Pierre declarou que não sentia exaustão após suas excursões, embora o juiz haja, particularmente, indagado se ele sentia aquela prostração após seu esforço incomum, do qual as bruxas, em geral, reclamavam. De fato, o esgotamento resultante de um ataque de lobisomem era tão grande que o licantropo muitas vezes ficava confinado em sua cama por vários dias e a custo conseguia mover as mãos ou os pés.

Em uma de suas corridas, convertido em lobisomem, Pierre caiu sobre um menino de seis ou sete anos, com os dentes, pretendendo rasgá-lo e devorá-lo. O garoto, todavia, gritou tão alto que o licantropo foi obrigado a bater em retirada, em busca de suas roupas, para lambuzar-se novamente, a fim de recuperar sua forma e original e escapar. Ele e Michel, porém, um dia despedaçaram uma mulher, enquanto ela colhia ervilhas; e um senhor de Chusnée, que veio em seu socorro, foi por eles atacado e morto.

Noutra ocasião, eles caíram sobre uma garotinha de quatro anos e a comeram, com exceção de um braço. Michel considerou a carne da garotinha o mais delicioso entre os manjares.

Outra menina foi por eles estrangulada e teve o sangue derramado. De um terço das vítimas, eles comiam apenas uma porção do estômago.

Certa noite, ao entardecer, Pierre saltou o muro de um jardim e se deparou com uma garotinha de nove anos, ocupada na capina dos canteiros do terreno. De joelhos, a menina implorou a Pierre que a poupasse. Mas este partiu-lhe o pescoço e abandonou o seu cadáver estirado ente as flores do jardim.  Noutra ocasião, ele não parecia estar em sua forma de lobo: caiu sobre uma cabra, que encontrou no campo de Pierre Lerugen, e a mordeu na garganta; matou-a, contudo, com uma faca.
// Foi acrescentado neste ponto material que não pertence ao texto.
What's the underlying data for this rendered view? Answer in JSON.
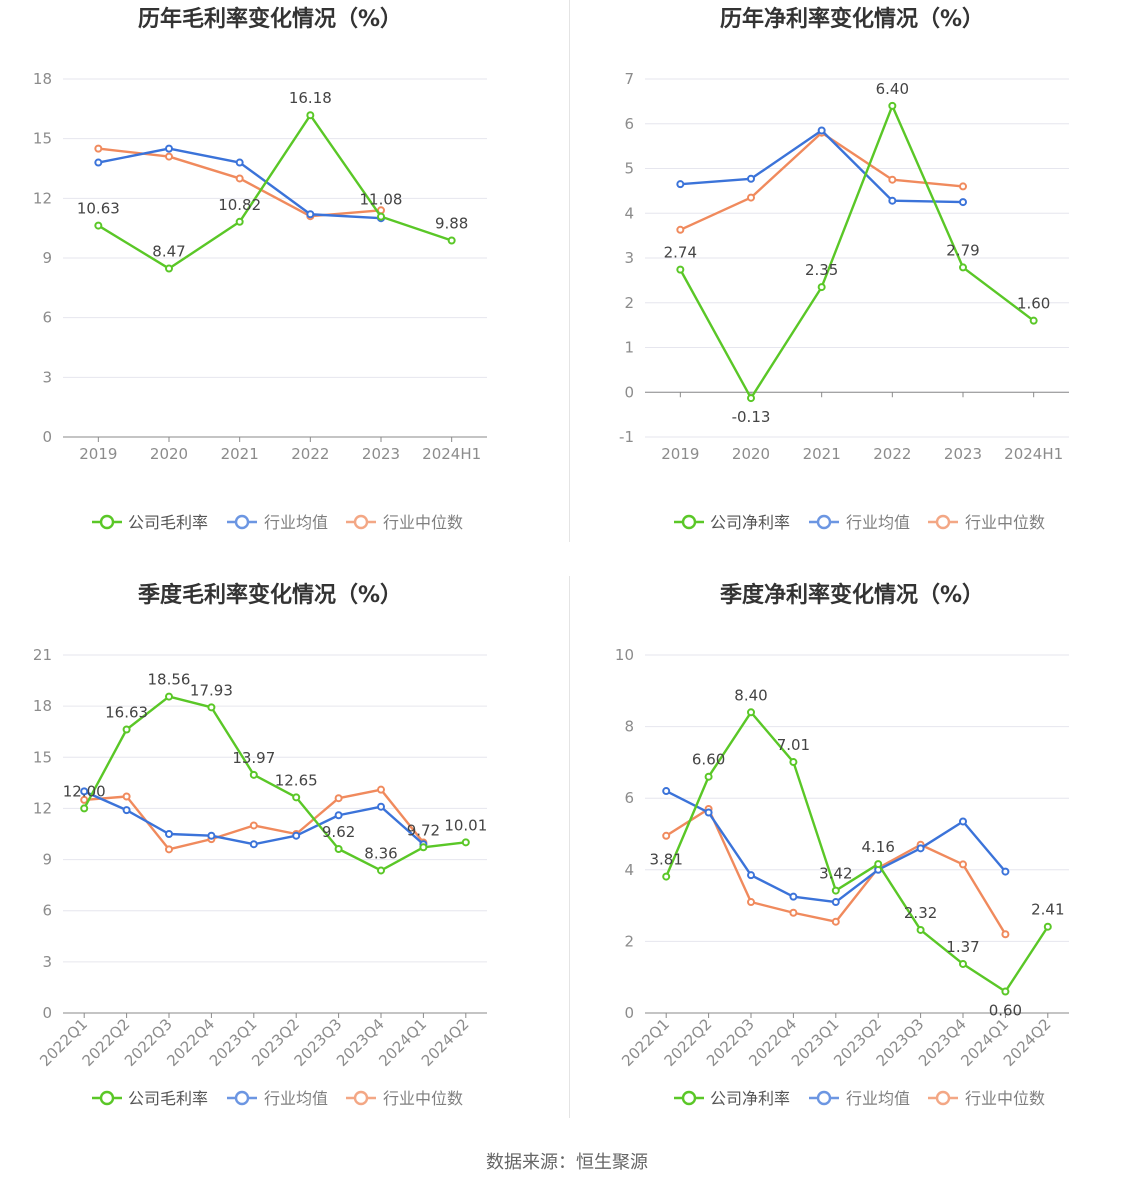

Michel transformava-se em lobo ainda vestido, mas Pierre era obrigado a se despir: a metamorfose só se lhe ocorria se estivesse completamente nu.  Ele, contudo, não sabia explicar como o seu pelo desaparecia quando recuperava a sua natural condição. 

As declarações de Pierre Bourgot foram totalmente corroboradas por Michel Verdung.

 

Fonte: “The book of Were-Wolves”, Smith, Elder & Co., Londres, 1865.